Автомобиль пересек площадь. Дома были погружены в темноту – город видел уже третий сон. Только «Золотой якорь» бодрствовал – желтое пламя дымилось в окнах.

96

В полдень к Репнину явился Кокорев, он робко вступил в гостиную.

– Прошу вас. – Репнин указал на кресло.

В тот раз Кокорев за минуту их встречи в ночи открыл Репнину много. Сколько же минут потребуется ему сейчас, чтобы поставить все с ног на голову?

– Курите? Прошу. – Все протокольные слова, пока не было сказано ни единого человеческого.

– Благодарю вас, Николай Алексеевич. – В который раз уже Кокорев робко-почтительно повторил «Николай Алексеевич» и получил в ответ «вы», «вас», «вам». Да надо ли с ним так говорить?

– Я осведомлен о целях вашего приезда в Вологду, – начал Кокорев и неистово загремел коробком со спичками, пытаясь зажечь папиросу – столь несложная операция стала вдруг ему не под силу. – Быть может, то, что я сообщу, будет вам полезно, – добавил он почти скороговоркой.

Репнин поднялся, пошел по комнате.

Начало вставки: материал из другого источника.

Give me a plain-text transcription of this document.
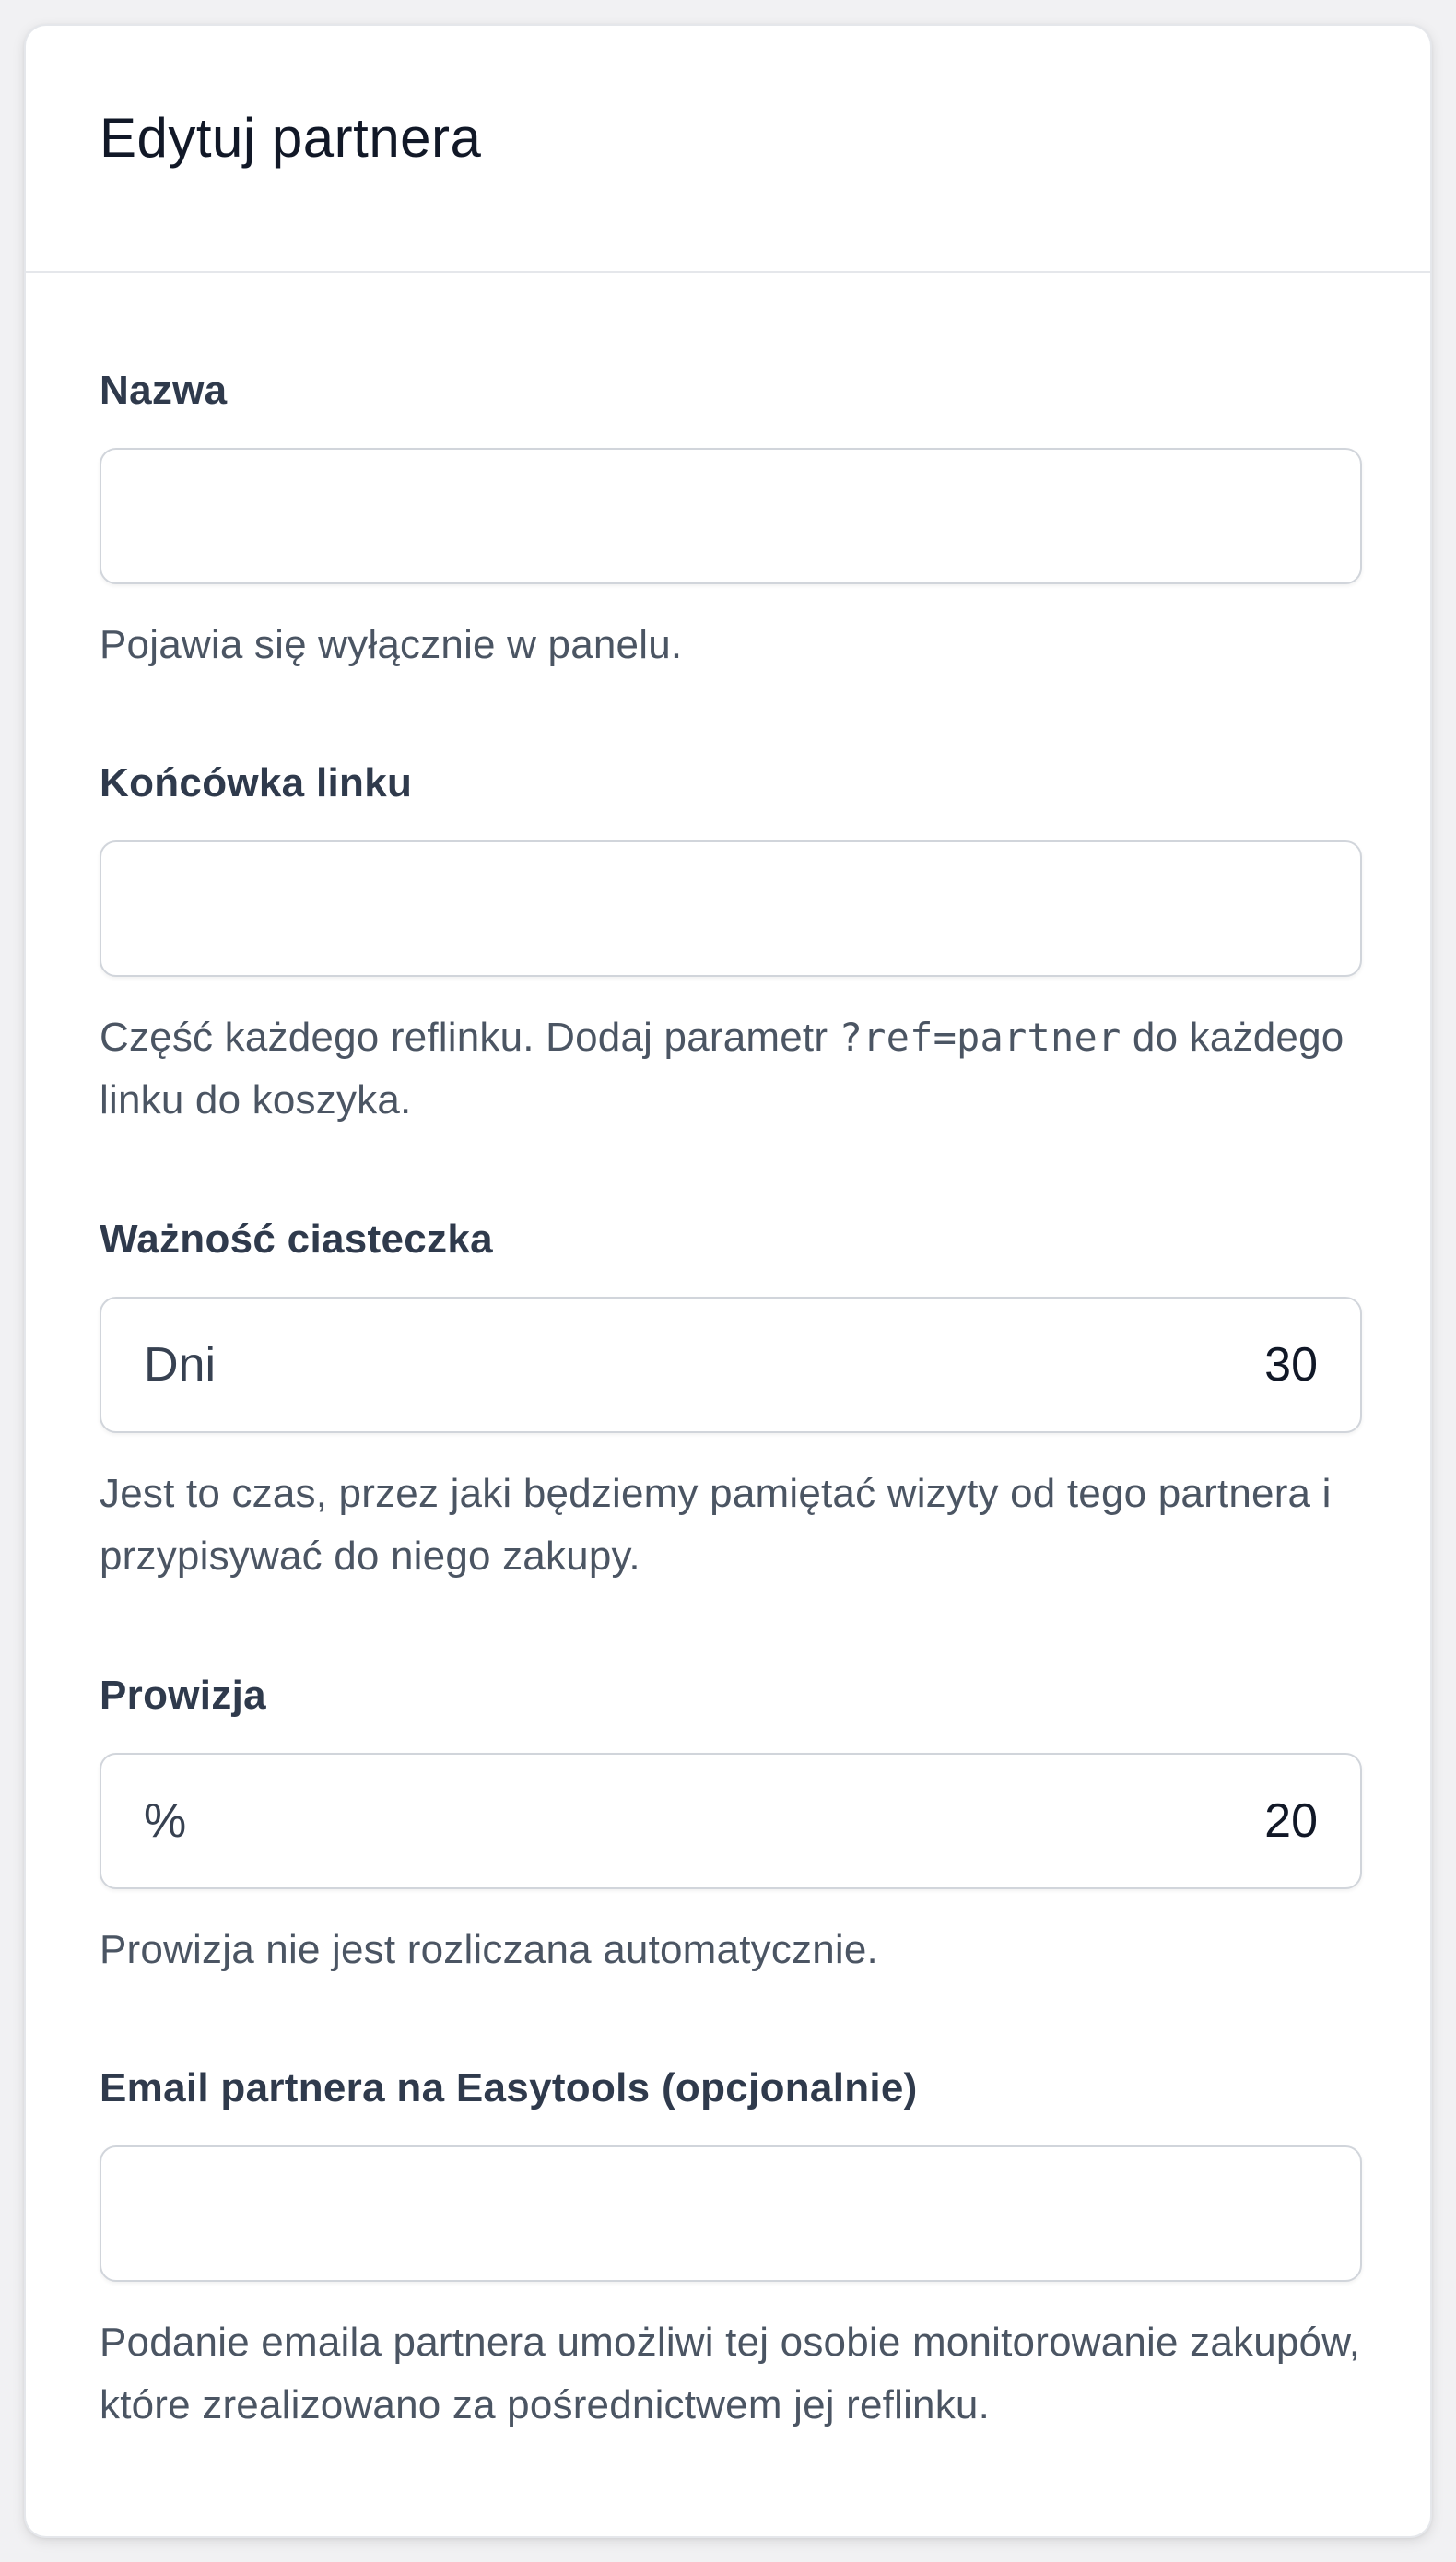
Edytuj partnera
Nazwa
Pojawia się wyłącznie w panelu.
Końcówka linku
Część każdego reflinku. Dodaj parametr ?ref=partner do każdego linku do koszyka.
Ważność ciasteczka
Dni	30
Jest to czas, przez jaki będziemy pamiętać wizyty od tego partnera i przypisywać do niego zakupy.
Prowizja
%	20
Prowizja nie jest rozliczana automatycznie.
Email partnera na Easytools (opcjonalnie)
Podanie emaila partnera umożliwi tej osobie monitorowanie zakupów, które zrealizowano za pośrednictwem jej reflinku.
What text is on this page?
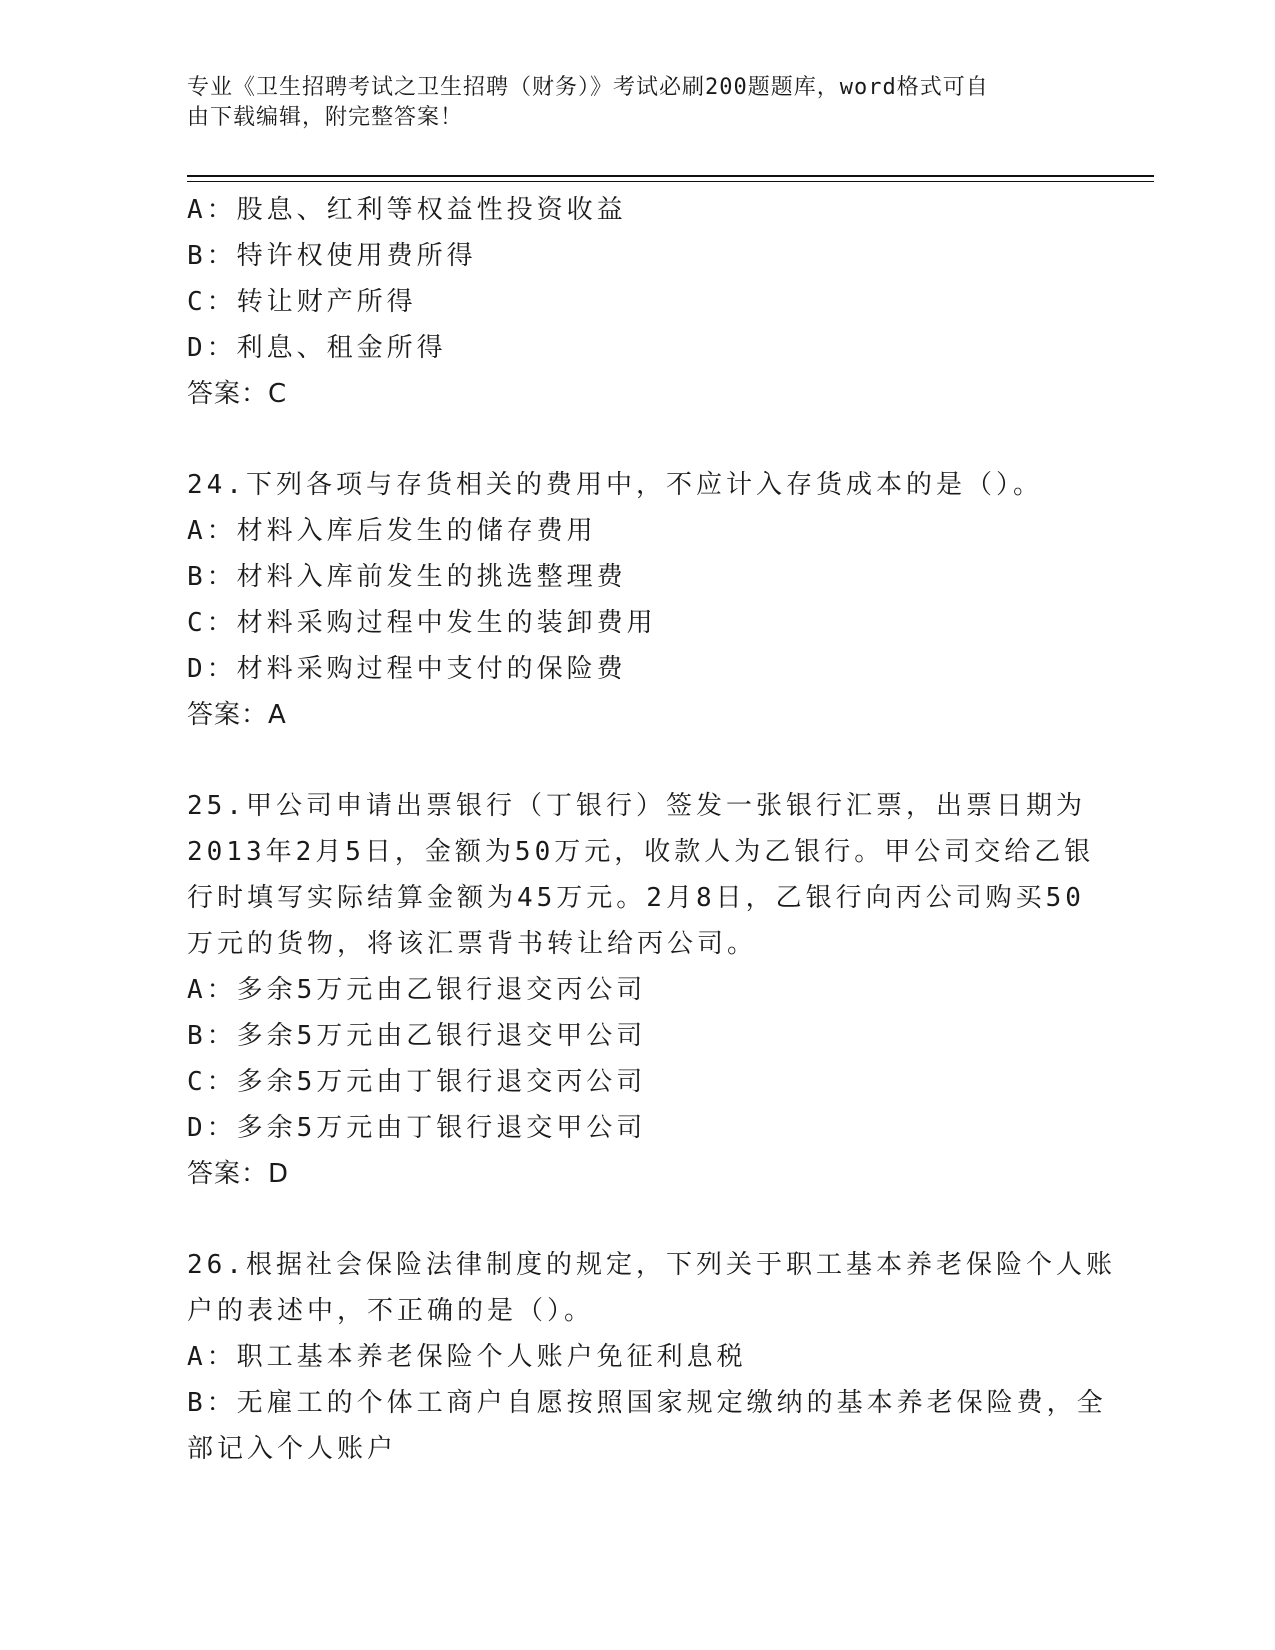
专业《卫生招聘考试之卫生招聘（财务）》考试必刷200题题库，word格式可自
由下载编辑，附完整答案！
A：股息、红利等权益性投资收益
B：特许权使用费所得
C：转让财产所得
D：利息、租金所得
答案：C
24.下列各项与存货相关的费用中，不应计入存货成本的是（）。
A：材料入库后发生的储存费用
B：材料入库前发生的挑选整理费
C：材料采购过程中发生的装卸费用
D：材料采购过程中支付的保险费
答案：A
25.甲公司申请出票银行（丁银行）签发一张银行汇票，出票日期为
2013年2月5日，金额为50万元，收款人为乙银行。甲公司交给乙银
行时填写实际结算金额为45万元。2月8日，乙银行向丙公司购买50
万元的货物，将该汇票背书转让给丙公司。
A：多余5万元由乙银行退交丙公司
B：多余5万元由乙银行退交甲公司
C：多余5万元由丁银行退交丙公司
D：多余5万元由丁银行退交甲公司
答案：D
26.根据社会保险法律制度的规定，下列关于职工基本养老保险个人账
户的表述中，不正确的是（）。
A：职工基本养老保险个人账户免征利息税
B：无雇工的个体工商户自愿按照国家规定缴纳的基本养老保险费，全
部记入个人账户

Когда он обернулся, увидел Кокорева со спины – сутулая спина, седины: такое впечатление, что место Кокорева занял старик. Вскоре после того как Кокорев принес томик Уитмена. Елена спрашивала отца: «Дано ли человеку право убивать другого?» Кроткая Елена, и вдруг такое. Не иначе, как на мысль эту навел «Комиссар» – этим именем уже окрестили у Репниных Кокорева.

– Я вас слушаю, – произнес Репнин все тем же тоном и вновь подумал: «В самом деле, надо ли с ним так говорить? Ведь он оробел не потому, что робок, – слава богу, на фронте, наверно, бывал в переплетах. И не потому, что он, Репнин, важная птица. Просто Николай Алексеевич – отец Елены». – Положение продолжает оставаться тревожным?

– Да, очень, – произнес Кокорев и придвинул стул. – Помните наш разговор о заговоре послов?

Репнин встревожился – беседа обещала вторгнуться в самую опасную сферу.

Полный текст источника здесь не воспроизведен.